Sous le maître-autel repose une épée que la tradition dit offerte à Andrea Doria par le pape Paul III : cela suffit à comprendre que San Matteo n'est pas une paroisse ordinaire mais l'église d'une famille, et formellement encore aujourd'hui son abbaye. Martino Doria la fonda en 1125, veuf et entré chez les bénédictins de San Fruttuoso di Capodimonte, sur des terres familiales à quelques pas de la cathédrale San Lorenzo ; le vocable de saint Matthieu venait de son métier de percepteur, celui des Doria, qui firent du saint leur patron. L'évêque Siro II la consacra en 1132 en présence du pape Innocent II, et en 1278 elle fut reconstruite en style gothique et reculée par rapport à l'édifice précédent : ce recul créa la place carrée que l'on voit aujourd'hui.
À voir
La façade est celle du gothique, restée intacte : bandes de marbre blanc et de pierre noire de Promontorio, deux lésènes la divisant en trois, une grande rose au centre et deux larges baies sur les côtés.
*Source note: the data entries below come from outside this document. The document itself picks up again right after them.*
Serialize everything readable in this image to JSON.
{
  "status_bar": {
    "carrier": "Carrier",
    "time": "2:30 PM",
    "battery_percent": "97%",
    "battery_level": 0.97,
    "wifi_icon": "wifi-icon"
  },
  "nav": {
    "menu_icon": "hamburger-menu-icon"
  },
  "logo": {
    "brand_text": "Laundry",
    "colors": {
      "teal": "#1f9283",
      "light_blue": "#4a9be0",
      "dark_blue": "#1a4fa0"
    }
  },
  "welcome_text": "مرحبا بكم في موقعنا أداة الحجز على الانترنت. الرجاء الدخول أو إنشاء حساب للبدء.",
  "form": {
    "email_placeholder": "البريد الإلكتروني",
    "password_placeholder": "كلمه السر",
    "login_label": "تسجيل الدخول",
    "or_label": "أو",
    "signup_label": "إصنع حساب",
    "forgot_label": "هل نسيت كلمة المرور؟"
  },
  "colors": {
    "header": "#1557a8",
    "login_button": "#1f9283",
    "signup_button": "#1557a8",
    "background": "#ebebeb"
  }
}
Sur les listels blancs courent des inscriptions qui énumèrent les exploits des Doria, et un sarcophage de la fin de l'époque romaine, orné d'une Allégorie de l'automne, est encastré dans le parement : c'était la tombe de Lamba Doria, qui l'avait rapporté de Korcula, en Dalmatie. Dans le tympan au-dessus du portail, une mosaïque médiévale représente saint Matthieu.
À l'intérieur, du gothique ne subsistent que les quatre arcs brisés à la base de la coupole ; tout le reste date du XVIe siècle. Giovanni Angelo Montorsoli refit le presbytère, la coupole et la crypte entre 1543 et 1547 ; entre 1557 et 1559, Giovan Battista Castello redessina les nefs et décora avec Luca Cambiaso les voûtes d'épisodes de la vie de saint Matthieu. Dans la crypte, sous une voûte de stucs dorés, se trouve le tombeau d'Andrea Doria ; dans le bas-côté gauche, une Déposition en bois polychrome d'Anton Maria Maragliano ; sur la tribune du transept gauche, l'orgue construit en 1773 par le facteur romain Antonio Alari.
La visite
L'église est dans le quartier du Molo et ne se rejoint qu'à pied, par les ruelles, à quelques minutes de la cathédrale San Lorenzo ; le terrain étant en pente, le parvis est surélevé et l'on monte quelques marches. C'est toujours une paroisse en activité : les horaires suivent ceux des offices et le matin reste le moment le plus sûr. À gauche de la façade, une arcade mène au cloître, bâti entre 1308 et 1310 par un Magister Marcus Venetus pour le prieur Andrea di Goano : arcs brisés en brique sur colonnettes jumelées, un petit puits au centre, des dalles funéraires des Doria le long de la galerie. Depuis 2004 il abrite l'Ordre des architectes de Gênes.
Le conseil de la rédaction
Regardez la place avant l'église. Les palais qui la ferment sont ceux des Doria et reprennent les mêmes arcades brisées et les mêmes bandes noires et blanches que la façade : c'est le coin le mieux conservé de la Gênes médiévale. Lisez ensuite les inscriptions du marbre, qui consignent des victoires navales ; on gardait ici l'étendard pris à une galère pisane à la Meloria, le 6 août 1284, et l'église abrite les tombes de Lamba, Oberto et Luciano Doria.